Kenyatta, 55, is a son of Kenya’s founding president, Jomo Kenyatta, while Odinga is the son of Kenya‘s first vice president, Jaramogi Oginga Odinga. The two founding fathers fell out shortly after Kenya’s independence from Britain in 1963. But it is evidently so, President Yoweri Museveni prefers the incumbent sails through while his nemesis Dr. Kizza Besigye has struck a chord with Odinga.
In a country where the tribal card is has over the years played integral in determining voting patterns, the spectre of Kenya plunging into the post-election violence reminiscent of the previous elections that adversely affected Uganda, has seen the government set up an inter-ministerial committee to not only monitor the situation, but formulate measures aimed to protecting the country’s interests with concerned government departments in this regard being internal affairs, security, immigration and disaster preparedness, where Uganda’s refugee department falls.

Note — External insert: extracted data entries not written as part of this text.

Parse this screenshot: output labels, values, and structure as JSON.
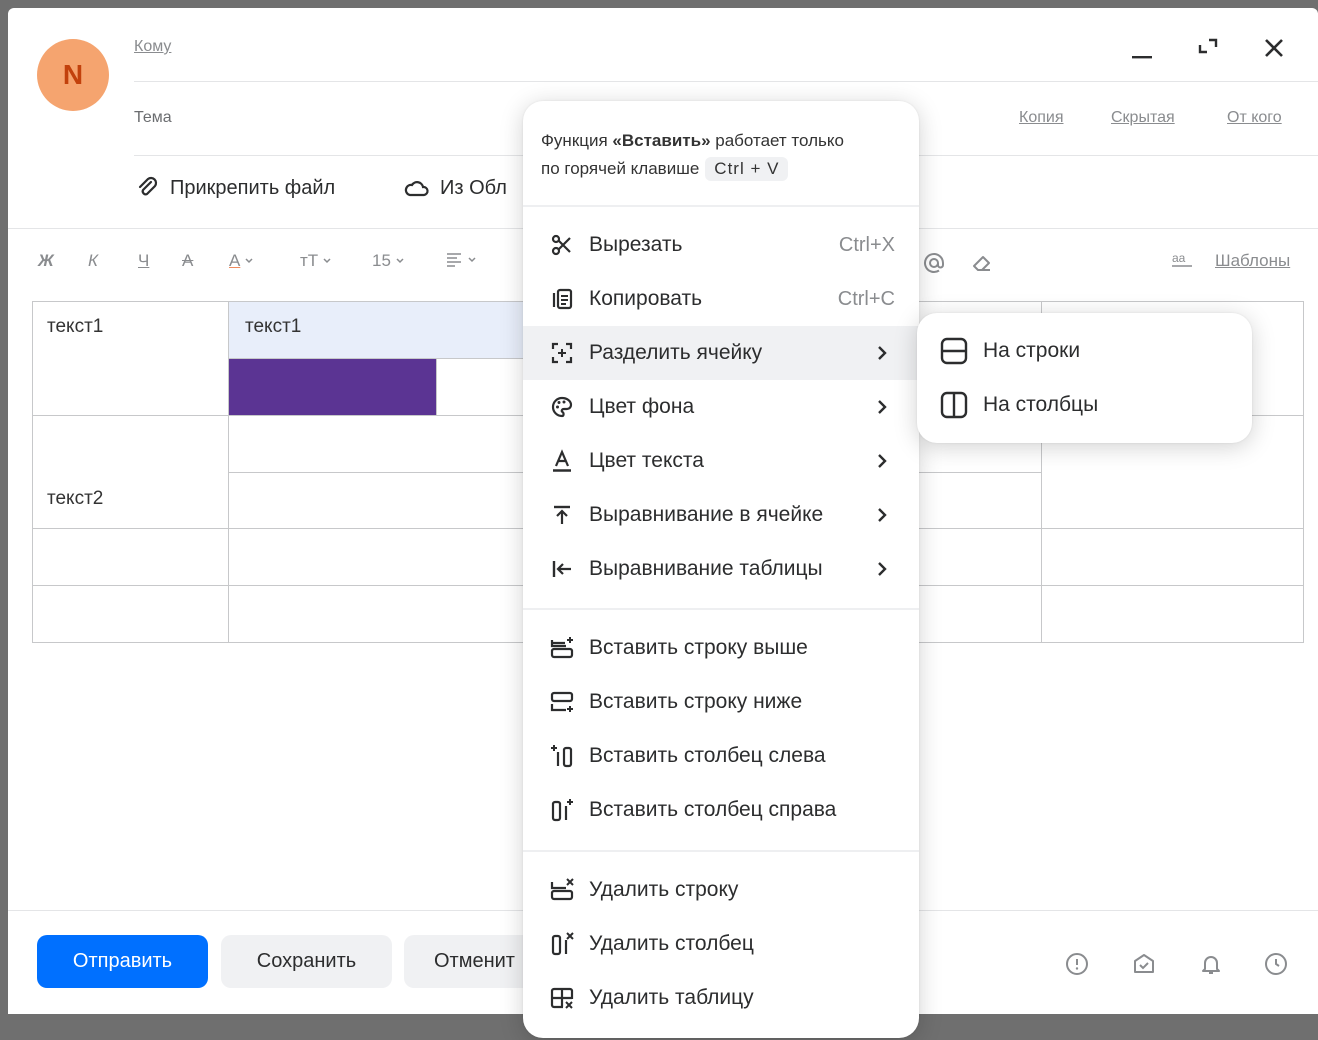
{
  "header": {
    "avatar_letter": "N",
    "to_label": "Кому",
    "subject_label": "Тема",
    "copy_link": "Копия",
    "hidden_link": "Скрытая",
    "from_link": "От кого"
  },
  "attach": {
    "file_label": "Прикрепить файл",
    "cloud_label": "Из Обл"
  },
  "toolbar": {
    "bold": "Ж",
    "italic": "К",
    "underline": "Ч",
    "strike": "А",
    "font_color": "А",
    "font_size_icon": "тT",
    "font_size": "15",
    "templates_label": "Шаблоны"
  },
  "table": {
    "r1c1": "текст1",
    "r1c2": "текст1",
    "r2c1": "текст2",
    "selected_fill": "#e8eefa",
    "purple_fill": "#5b3493"
  },
  "footer": {
    "send": "Отправить",
    "save": "Сохранить",
    "cancel": "Отменит"
  },
  "context_menu": {
    "hint_prefix": "Функция ",
    "hint_bold": "«Вставить»",
    "hint_mid": " работает только",
    "hint_line2": "по горячей клавише",
    "hint_kbd": "Ctrl + V",
    "items": [
      {
        "label": "Вырезать",
        "shortcut": "Ctrl+X",
        "icon": "scissors-icon"
      },
      {
        "label": "Копировать",
        "shortcut": "Ctrl+C",
        "icon": "copy-icon"
      },
      {
        "label": "Разделить ячейку",
        "icon": "split-cell-icon"
      },
      {
        "label": "Цвет фона",
        "icon": "palette-icon"
      },
      {
        "label": "Цвет текста",
        "icon": "text-color-icon"
      },
      {
        "label": "Выравнивание в ячейке",
        "icon": "align-top-icon"
      },
      {
        "label": "Выравнивание таблицы",
        "icon": "align-left-icon"
      },
      {
        "label": "Вставить строку выше",
        "icon": "insert-row-above-icon"
      },
      {
        "label": "Вставить строку ниже",
        "icon": "insert-row-below-icon"
      },
      {
        "label": "Вставить столбец слева",
        "icon": "insert-col-left-icon"
      },
      {
        "label": "Вставить столбец справа",
        "icon": "insert-col-right-icon"
      },
      {
        "label": "Удалить строку",
        "icon": "delete-row-icon"
      },
      {
        "label": "Удалить столбец",
        "icon": "delete-col-icon"
      },
      {
        "label": "Удалить таблицу",
        "icon": "delete-table-icon"
      }
    ]
  },
  "submenu": {
    "items": [
      {
        "label": "На строки",
        "icon": "split-rows-icon"
      },
      {
        "label": "На столбцы",
        "icon": "split-cols-icon"
      }
    ]
  },
  "colors": {
    "primary": "#0070ff",
    "avatar_bg": "#f5a46f",
    "avatar_fg": "#c2410c"
  }
}
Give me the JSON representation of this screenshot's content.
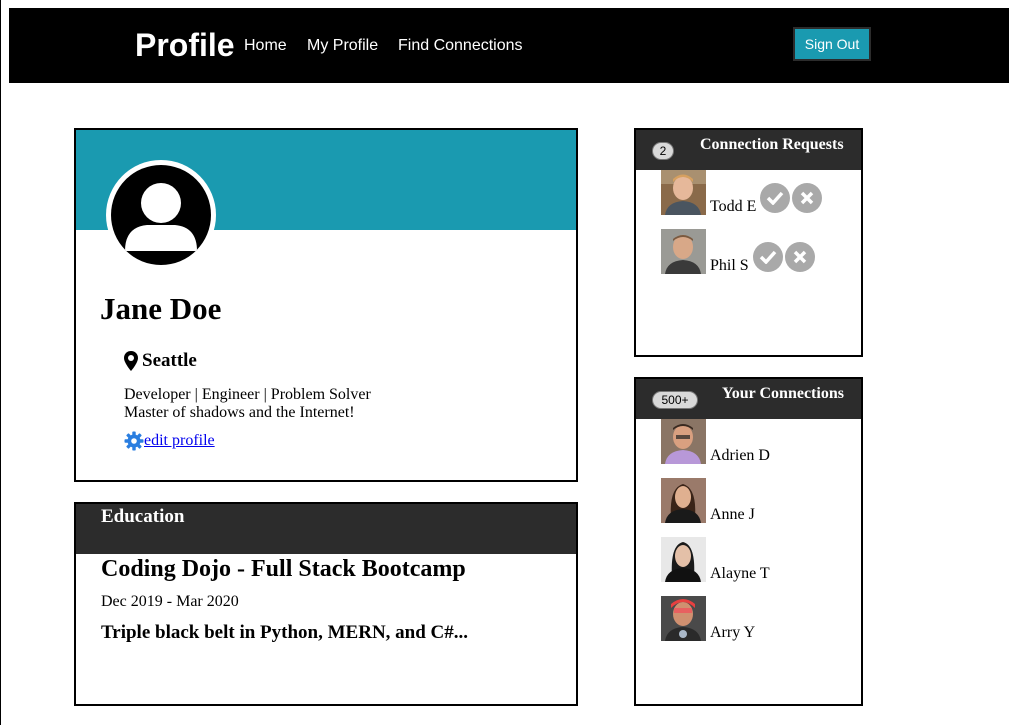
{
  "nav": {
    "brand": "Profile",
    "links": [
      "Home",
      "My Profile",
      "Find Connections"
    ],
    "sign_out": "Sign Out",
    "accent_color": "#1a9ab0"
  },
  "profile": {
    "name": "Jane Doe",
    "location": "Seattle",
    "bio_line1": "Developer | Engineer | Problem Solver",
    "bio_line2": "Master of shadows and the Internet!",
    "edit_label": " edit profile",
    "location_icon": "map-pin-icon",
    "edit_icon": "gear-icon"
  },
  "education": {
    "header": "Education",
    "school": "Coding Dojo - Full Stack Bootcamp",
    "dates": "Dec 2019 - Mar 2020",
    "description": "Triple black belt in Python, MERN, and C#..."
  },
  "requests": {
    "count": "2",
    "title": "Connection Requests",
    "people": [
      {
        "name": "Todd E"
      },
      {
        "name": "Phil S"
      }
    ]
  },
  "connections": {
    "count": "500+",
    "title": "Your Connections",
    "people": [
      {
        "name": "Adrien D"
      },
      {
        "name": "Anne J"
      },
      {
        "name": "Alayne T"
      },
      {
        "name": "Arry Y"
      }
    ]
  }
}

Uganda’s committee for Kenya polls is being chaired by the powerful minister for foreign affairs Sam Kuteesa after a meeting convened by Rugunda with responsible ministers, heads of government departments and the agencies over the impending Kenya elections.

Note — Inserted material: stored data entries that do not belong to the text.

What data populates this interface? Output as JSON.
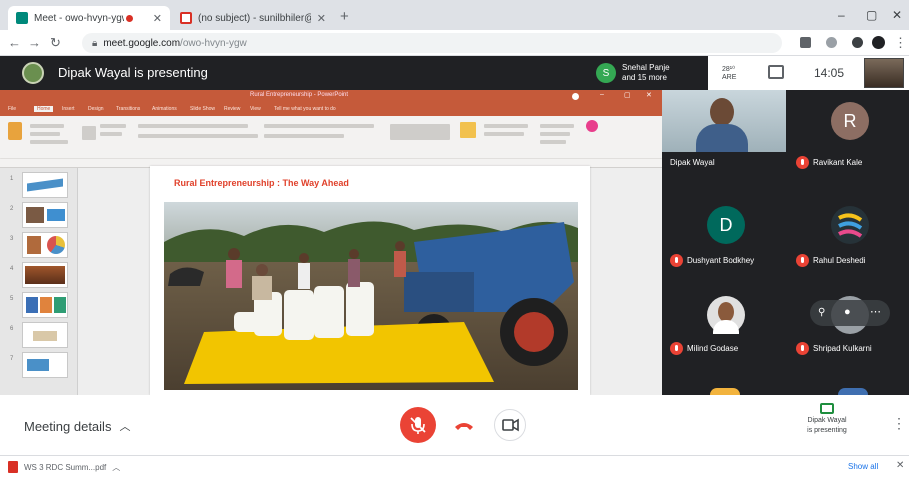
{
  "browser": {
    "tabs": [
      {
        "label": "Meet - owo-hvyn-ygw",
        "active": true
      },
      {
        "label": "(no subject) - sunilbhiler@smtp...",
        "active": false
      }
    ],
    "url_host": "meet.google.com",
    "url_path": "/owo-hvyn-ygw"
  },
  "meet": {
    "presenting_title": "Dipak Wayal is presenting",
    "people_chip": {
      "initial": "S",
      "line1": "Snehal Panje",
      "line2": "and 15 more"
    },
    "people_count_lines": [
      "28¹⁰",
      "ARE"
    ],
    "time": "14:05"
  },
  "ppt": {
    "window_title": "Rural Entrepreneurship - PowerPoint",
    "tabs": [
      "File",
      "Home",
      "Insert",
      "Design",
      "Transitions",
      "Animations",
      "Slide Show",
      "Review",
      "View",
      "Tell me what you want to do"
    ],
    "slide_numbers": [
      "1",
      "2",
      "3",
      "4",
      "5",
      "6",
      "7"
    ],
    "slide_title": "Rural Entrepreneurship : The Way Ahead"
  },
  "participants": [
    {
      "name": "Dipak Wayal",
      "initial": "",
      "color": "",
      "video": true
    },
    {
      "name": "Ravikant Kale",
      "initial": "R",
      "color": "#8d6e63",
      "video": false
    },
    {
      "name": "Dushyant Bodkhey",
      "initial": "D",
      "color": "#00695c",
      "video": false
    },
    {
      "name": "Rahul Deshedi",
      "initial": "",
      "color": "#263238",
      "video": false
    },
    {
      "name": "Milind Godase",
      "initial": "",
      "color": "#e0e0e0",
      "video": false
    },
    {
      "name": "Shripad Kulkarni",
      "initial": "",
      "color": "#5f6368",
      "video": false
    }
  ],
  "controls": {
    "meeting_details": "Meeting details",
    "present_status_line1": "Dipak Wayal",
    "present_status_line2": "is presenting"
  },
  "downloads": {
    "file": "WS 3 RDC Summ...pdf",
    "show_all": "Show all"
  },
  "colors": {
    "accent_red": "#ea4335",
    "meet_dark": "#202124",
    "ppt_orange": "#c55a3a"
  }
}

It was agreed that Kuteesa’s ministry becomes the government’s contact person Julius Muchunguzi, the communications advisor to the Prime Minister Ruhakana Ruganda. Government Chief Whip Rose Nankabirwa, minister in charge of General Duties Mary Karooro Okurut, Security minister Lt Gen Henry Tumukunde and officials from the Finance ministry are also in the mix.
“We have taken all the necessary precautionary measures so that we are not caught off-guard,” Minister for Internal Affairs, Obiga Kania confirmed.
Uganda is a net importer of petroleum products through Kenya and consumes an average of 162 million litres of petrol, diesel, kerosene and jet fuel per month.
“We need to have enough fuel reserves and also work on viable second route to the Indian Ocean,” state minister for Disaster Preparedness Musa Ecweru said.
The nation however has fuel capable of lasting more than three weeks if Kenya goes wild.
In 2007, a number of Ugandan traders lost merchandise worth billions of Shillings, and the uprooting of the railway to landlocked Uganda by protestors and blocking of major routes meant imports from the coast could not be transported.
During the violence, at least 16 Ugandan and Rwandan traders who saw their trucks and goods destroyed on the Northern Corridor (Nairobi-Eldoret-Kampala highway), worth $47 million (Ushs158 billion), have for close to a decade now sought compensation.